During World War II, the US Air Force took over more than 300,000
acres of land from the reservation, land that contains abundant
remains of Titanotherium and other large vertebrate fossils.
Beginnign in 1942 and continuing until 1968, the Stronghold area was
used as a huge aerial bombing range by the Air Force. Old wrecked
cars were collected and painted bright yellow, then scattered
throughout this badlands area as targets for the bombers. The Air
Force also used plows to create gigantic bulls-eye targets, 250 feet
across, carved into the prairie mesas.

But the favorite bombing targets were the bleached bones of huge,
extinct mammals eroding out of the badlands cliffsides. This comes
from the official NPS literature distributed at the Park Center about
the Stronghold Unit. According to the NPS literature, the skeletons
of the largest fossils in the Badlands, the elephant-sized
Titanotheres (which Othniel Marsh had named Brontotheres, "thunder
beasts") were very noticeable,  "gleaming bright white from the air.
These skeletons were commonly targeted by the bombers." The US Air
Force and, later, the National Guard gunners, deliberately blew to
smithereens the fragile bones of great animals that had roamed the
earth 40 million years ago. "Hundreds of fossil resources were
destroyed in the bombing efforts," according to the Park Service
information sheet.

Today, the entire Stronghold Unit of the Badlands National Park is
littered with dangerous live ammunition, ranging from machine gun
bullets to very large unexploded bombs. This ammunition is still on
the surface and buried in the dirt and continually erodes out of the
cliffs where fossils emerged. Park Service officials warn that
"unexploded ordnance (UXO) of all shapes and sizes" poses a grave
hazard throughout the Stronghold Unit, and could detonate at any time.

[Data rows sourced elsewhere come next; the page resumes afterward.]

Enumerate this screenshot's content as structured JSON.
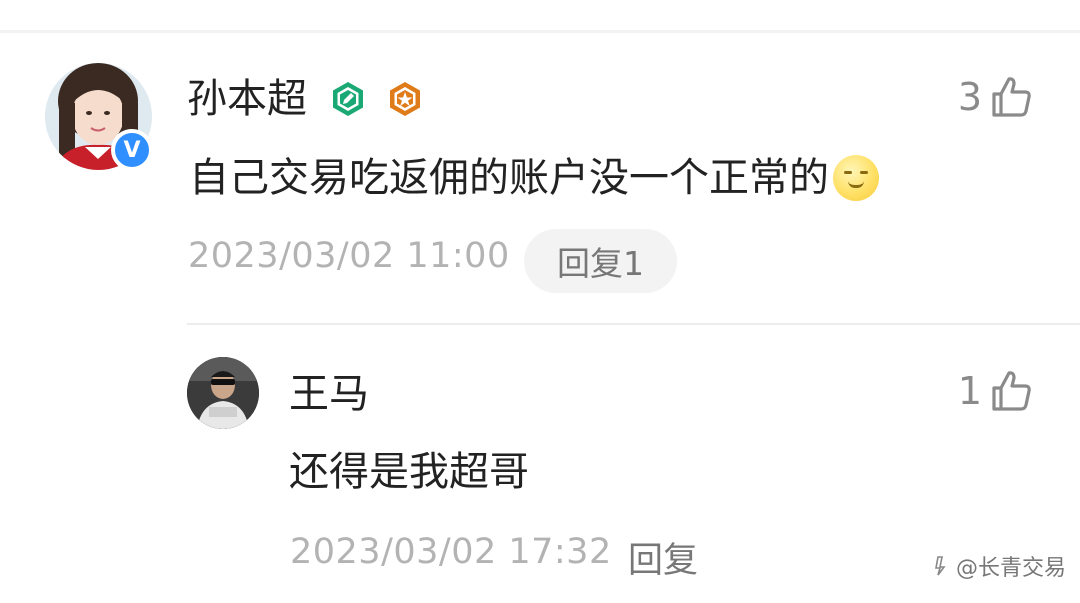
{
  "main_comment": {
    "username": "孙本超",
    "text": "自己交易吃返佣的账户没一个正常的",
    "emoji": "smirk-face-emoji",
    "timestamp": "2023/03/02 11:00",
    "reply_label": "回复1",
    "likes": "3",
    "verified_mark": "V",
    "badges": [
      "pencil-badge-icon",
      "star-badge-icon"
    ]
  },
  "reply_comment": {
    "username": "王马",
    "text": "还得是我超哥",
    "timestamp": "2023/03/02 17:32",
    "reply_label": "回复",
    "likes": "1"
  },
  "watermark": {
    "text": "@长青交易"
  },
  "colors": {
    "verified_blue": "#2f8fff",
    "badge_green": "#1aa874",
    "badge_orange": "#e07b1a",
    "muted_text": "#b3b3b3",
    "icon_gray": "#8a8a8a"
  }
}
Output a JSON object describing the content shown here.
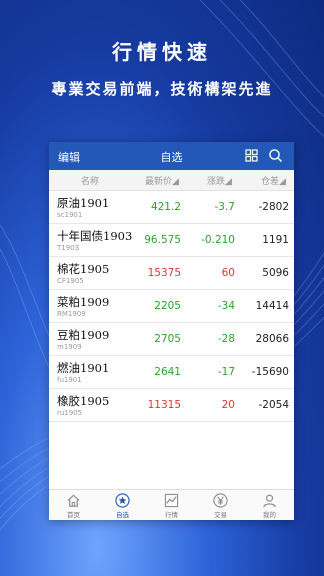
{
  "promo": {
    "title": "行情快速",
    "subtitle": "專業交易前端，技術構架先進"
  },
  "topbar": {
    "edit_label": "编辑",
    "title": "自选"
  },
  "columns": {
    "name": "名称",
    "price": "最新价",
    "change": "涨跌",
    "position": "仓差"
  },
  "rows": [
    {
      "name": "原油1901",
      "code": "sc1901",
      "price": "421.2",
      "change": "-3.7",
      "position": "-2802",
      "price_color": "#2aa52a",
      "change_color": "#2aa52a"
    },
    {
      "name": "十年国债1903",
      "code": "T1903",
      "price": "96.575",
      "change": "-0.210",
      "position": "1191",
      "price_color": "#2aa52a",
      "change_color": "#2aa52a"
    },
    {
      "name": "棉花1905",
      "code": "CF1905",
      "price": "15375",
      "change": "60",
      "position": "5096",
      "price_color": "#e23434",
      "change_color": "#e23434"
    },
    {
      "name": "菜粕1909",
      "code": "RM1909",
      "price": "2205",
      "change": "-34",
      "position": "14414",
      "price_color": "#2aa52a",
      "change_color": "#2aa52a"
    },
    {
      "name": "豆粕1909",
      "code": "m1909",
      "price": "2705",
      "change": "-28",
      "position": "28066",
      "price_color": "#2aa52a",
      "change_color": "#2aa52a"
    },
    {
      "name": "燃油1901",
      "code": "fu1901",
      "price": "2641",
      "change": "-17",
      "position": "-15690",
      "price_color": "#2aa52a",
      "change_color": "#2aa52a"
    },
    {
      "name": "橡胶1905",
      "code": "ru1905",
      "price": "11315",
      "change": "20",
      "position": "-2054",
      "price_color": "#e23434",
      "change_color": "#e23434"
    }
  ],
  "tabs": [
    {
      "label": "首页",
      "icon": "home-icon"
    },
    {
      "label": "自选",
      "icon": "star-icon"
    },
    {
      "label": "行情",
      "icon": "chart-icon"
    },
    {
      "label": "交易",
      "icon": "yen-icon"
    },
    {
      "label": "我的",
      "icon": "user-icon"
    }
  ],
  "colors": {
    "accent": "#2458b8",
    "up": "#e23434",
    "down": "#2aa52a"
  }
}
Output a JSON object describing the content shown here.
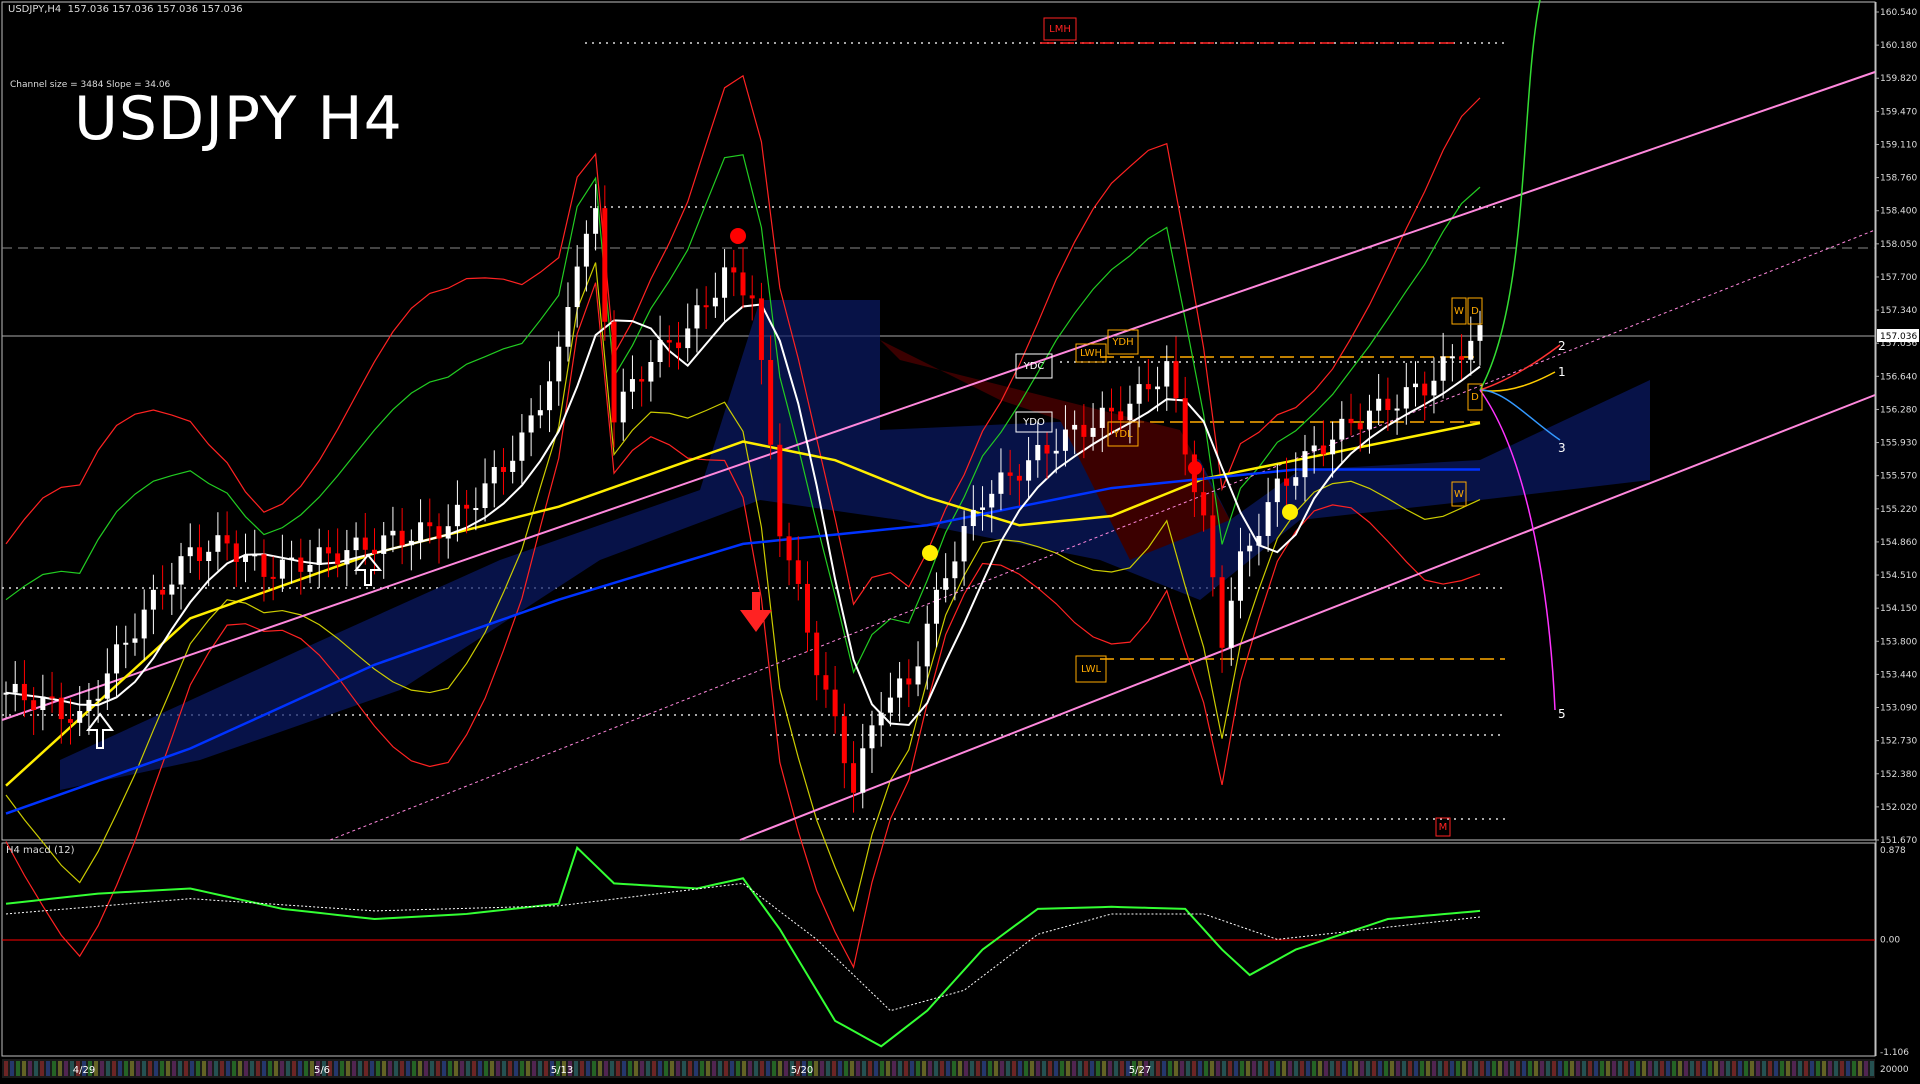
{
  "header": {
    "symbol_line": "USDJPY,H4  157.036 157.036 157.036 157.036"
  },
  "channel_info": "Channel size = 3484 Slope = 34.06",
  "title": "USDJPY H4",
  "indicator_title": "H4  macd (12)",
  "price_scale": {
    "labels": [
      "160.540",
      "160.180",
      "159.820",
      "159.470",
      "159.110",
      "158.760",
      "158.400",
      "158.050",
      "157.700",
      "157.340",
      "157.036",
      "156.640",
      "156.280",
      "155.930",
      "155.570",
      "155.220",
      "154.860",
      "154.510",
      "154.150",
      "153.800",
      "153.440",
      "153.090",
      "152.730",
      "152.380",
      "152.020",
      "151.670"
    ],
    "current": "157.036",
    "min": 151.67,
    "max": 160.54
  },
  "macd_scale": {
    "labels": [
      "0.878",
      "0.00",
      "-1.106"
    ],
    "max": 0.878,
    "min": -1.106
  },
  "date_labels": [
    "4/29",
    "5/6",
    "5/13",
    "5/20",
    "5/27"
  ],
  "footer_right": "20000",
  "level_labels": [
    "LMH",
    "YDC",
    "LWH",
    "YDH",
    "YDO",
    "YDL",
    "LWL",
    "M",
    "W",
    "D",
    "W",
    "D"
  ],
  "projection_labels": [
    "2",
    "1",
    "3",
    "5"
  ],
  "colors": {
    "background": "#000000",
    "bull": "#ffffff",
    "bear": "#ff0000",
    "channel": "#ff88dd",
    "ma_yellow": "#ffee00",
    "ma_blue": "#0033ff",
    "ma_white": "#ffffff",
    "macd_green": "#33ff33",
    "macd_pink": "#ff8888",
    "signal_white": "#ffffff",
    "level_orange": "#ffaa00"
  },
  "chart_data": {
    "type": "candlestick",
    "title": "USDJPY H4",
    "x_dates": [
      "4/29",
      "5/6",
      "5/13",
      "5/20",
      "5/27"
    ],
    "ylim": [
      151.67,
      160.54
    ],
    "close_path": [
      [
        0,
        153.2
      ],
      [
        4,
        153.1
      ],
      [
        8,
        152.9
      ],
      [
        12,
        153.6
      ],
      [
        16,
        154.2
      ],
      [
        20,
        154.7
      ],
      [
        24,
        154.8
      ],
      [
        28,
        154.5
      ],
      [
        32,
        154.6
      ],
      [
        36,
        154.7
      ],
      [
        40,
        154.8
      ],
      [
        44,
        154.9
      ],
      [
        48,
        155.0
      ],
      [
        52,
        155.4
      ],
      [
        56,
        155.9
      ],
      [
        60,
        156.8
      ],
      [
        62,
        157.9
      ],
      [
        64,
        158.3
      ],
      [
        66,
        156.2
      ],
      [
        70,
        156.8
      ],
      [
        74,
        157.1
      ],
      [
        78,
        157.7
      ],
      [
        81,
        157.5
      ],
      [
        84,
        155.0
      ],
      [
        88,
        153.5
      ],
      [
        92,
        152.2
      ],
      [
        95,
        153.1
      ],
      [
        98,
        153.3
      ],
      [
        102,
        154.5
      ],
      [
        106,
        155.3
      ],
      [
        110,
        155.6
      ],
      [
        114,
        155.9
      ],
      [
        118,
        156.1
      ],
      [
        122,
        156.3
      ],
      [
        126,
        156.7
      ],
      [
        130,
        155.0
      ],
      [
        132,
        153.8
      ],
      [
        134,
        154.6
      ],
      [
        138,
        155.4
      ],
      [
        142,
        155.8
      ],
      [
        146,
        156.1
      ],
      [
        150,
        156.3
      ],
      [
        154,
        156.5
      ],
      [
        158,
        156.9
      ],
      [
        160,
        157.036
      ]
    ],
    "ma_yellow": [
      [
        0,
        152.2
      ],
      [
        20,
        154.0
      ],
      [
        40,
        154.7
      ],
      [
        60,
        155.2
      ],
      [
        80,
        155.9
      ],
      [
        90,
        155.7
      ],
      [
        100,
        155.3
      ],
      [
        110,
        155.0
      ],
      [
        120,
        155.1
      ],
      [
        130,
        155.5
      ],
      [
        145,
        155.8
      ],
      [
        160,
        156.1
      ]
    ],
    "ma_blue": [
      [
        0,
        151.9
      ],
      [
        20,
        152.6
      ],
      [
        40,
        153.5
      ],
      [
        60,
        154.2
      ],
      [
        80,
        154.8
      ],
      [
        100,
        155.0
      ],
      [
        120,
        155.4
      ],
      [
        140,
        155.6
      ],
      [
        160,
        155.6
      ]
    ],
    "macd": [
      [
        0,
        0.35
      ],
      [
        10,
        0.45
      ],
      [
        20,
        0.5
      ],
      [
        30,
        0.3
      ],
      [
        40,
        0.2
      ],
      [
        50,
        0.25
      ],
      [
        60,
        0.35
      ],
      [
        62,
        0.9
      ],
      [
        66,
        0.55
      ],
      [
        75,
        0.5
      ],
      [
        80,
        0.6
      ],
      [
        84,
        0.1
      ],
      [
        90,
        -0.8
      ],
      [
        95,
        -1.05
      ],
      [
        100,
        -0.7
      ],
      [
        106,
        -0.1
      ],
      [
        112,
        0.3
      ],
      [
        120,
        0.32
      ],
      [
        128,
        0.3
      ],
      [
        132,
        -0.1
      ],
      [
        135,
        -0.35
      ],
      [
        140,
        -0.1
      ],
      [
        150,
        0.2
      ],
      [
        160,
        0.28
      ]
    ],
    "signal": [
      [
        0,
        0.25
      ],
      [
        20,
        0.4
      ],
      [
        40,
        0.28
      ],
      [
        60,
        0.33
      ],
      [
        80,
        0.55
      ],
      [
        88,
        0.0
      ],
      [
        96,
        -0.7
      ],
      [
        104,
        -0.5
      ],
      [
        112,
        0.05
      ],
      [
        120,
        0.25
      ],
      [
        130,
        0.25
      ],
      [
        138,
        0.0
      ],
      [
        148,
        0.1
      ],
      [
        160,
        0.22
      ]
    ]
  }
}
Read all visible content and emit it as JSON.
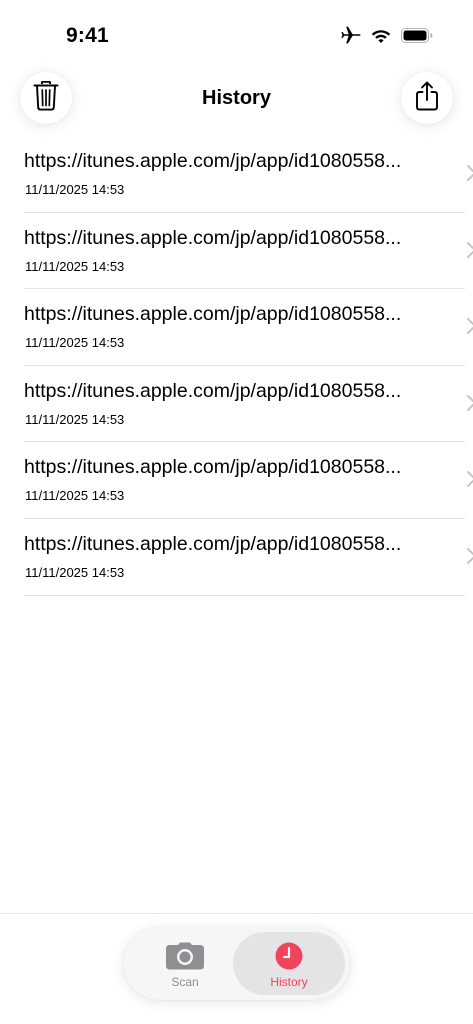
{
  "status_bar": {
    "time": "9:41",
    "icons": [
      "airplane-icon",
      "wifi-icon",
      "battery-icon"
    ]
  },
  "nav": {
    "title": "History",
    "left_icon": "trash-icon",
    "right_icon": "share-icon"
  },
  "history": {
    "items": [
      {
        "url": "https://itunes.apple.com/jp/app/id1080558...",
        "date": "11/11/2025 14:53"
      },
      {
        "url": "https://itunes.apple.com/jp/app/id1080558...",
        "date": "11/11/2025 14:53"
      },
      {
        "url": "https://itunes.apple.com/jp/app/id1080558...",
        "date": "11/11/2025 14:53"
      },
      {
        "url": "https://itunes.apple.com/jp/app/id1080558...",
        "date": "11/11/2025 14:53"
      },
      {
        "url": "https://itunes.apple.com/jp/app/id1080558...",
        "date": "11/11/2025 14:53"
      },
      {
        "url": "https://itunes.apple.com/jp/app/id1080558...",
        "date": "11/11/2025 14:53"
      }
    ]
  },
  "tab_bar": {
    "tabs": [
      {
        "label": "Scan",
        "icon": "camera-icon",
        "selected": false
      },
      {
        "label": "History",
        "icon": "clock-icon",
        "selected": true
      }
    ]
  },
  "colors": {
    "accent": "#f0445c",
    "inactive": "#8e8e93",
    "separator": "#e3e3e6",
    "chevron": "#c4c4c7"
  }
}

On May 28, 2007, at 10:00 AM, MKIRKALDY@aol.com wrote:

Dinos' might in army sights (captioned in print version as "A frontal
assault on fossils")
By Joey Bunch
Denver Post Staff Writer
http://www.denverpost.com/news/ci_5997322

<snip>
The landscape of southeast Colorado also crawls with history, but
time may
be running out on public access to the past as Fort Carson considers
acquiring
the land for war training.
This secluded valley is home to one of North  America's richest
dinosaurs
finds - more than 1,300 individual tracks; 35 sites  have yielded bones.
"The great thing about this site is that it's here to  see, and it's
free for
the public," said U.S. Forest Service paleontologist  Bruce Schumacher,
leaning against a rock after wading across the Purgatoire  River -
the River of
Lost Souls, as French explorers first called it.
Schumacher planted his bare feet near the beachball-sized tracks of a
brontosaurus left 150 million years ago.
"The history here is just layered  on itself," he said.
But every map proffered by the Army has included Picket  Wire
Canyonlands in
the Piñon Canyon Maneuver Site.
Karen Edge, Fort  Carson's Piñon Canyon outreach coordinator, did not
return
telephone calls for  comment on the future of the Canyonlands.
<snip>
_______

We can always make war, but it takes a long time to make new
fossils.   I
would hope that the Society of Vertebrate Paleontology gets involved
with
blocking the acquisition of this land.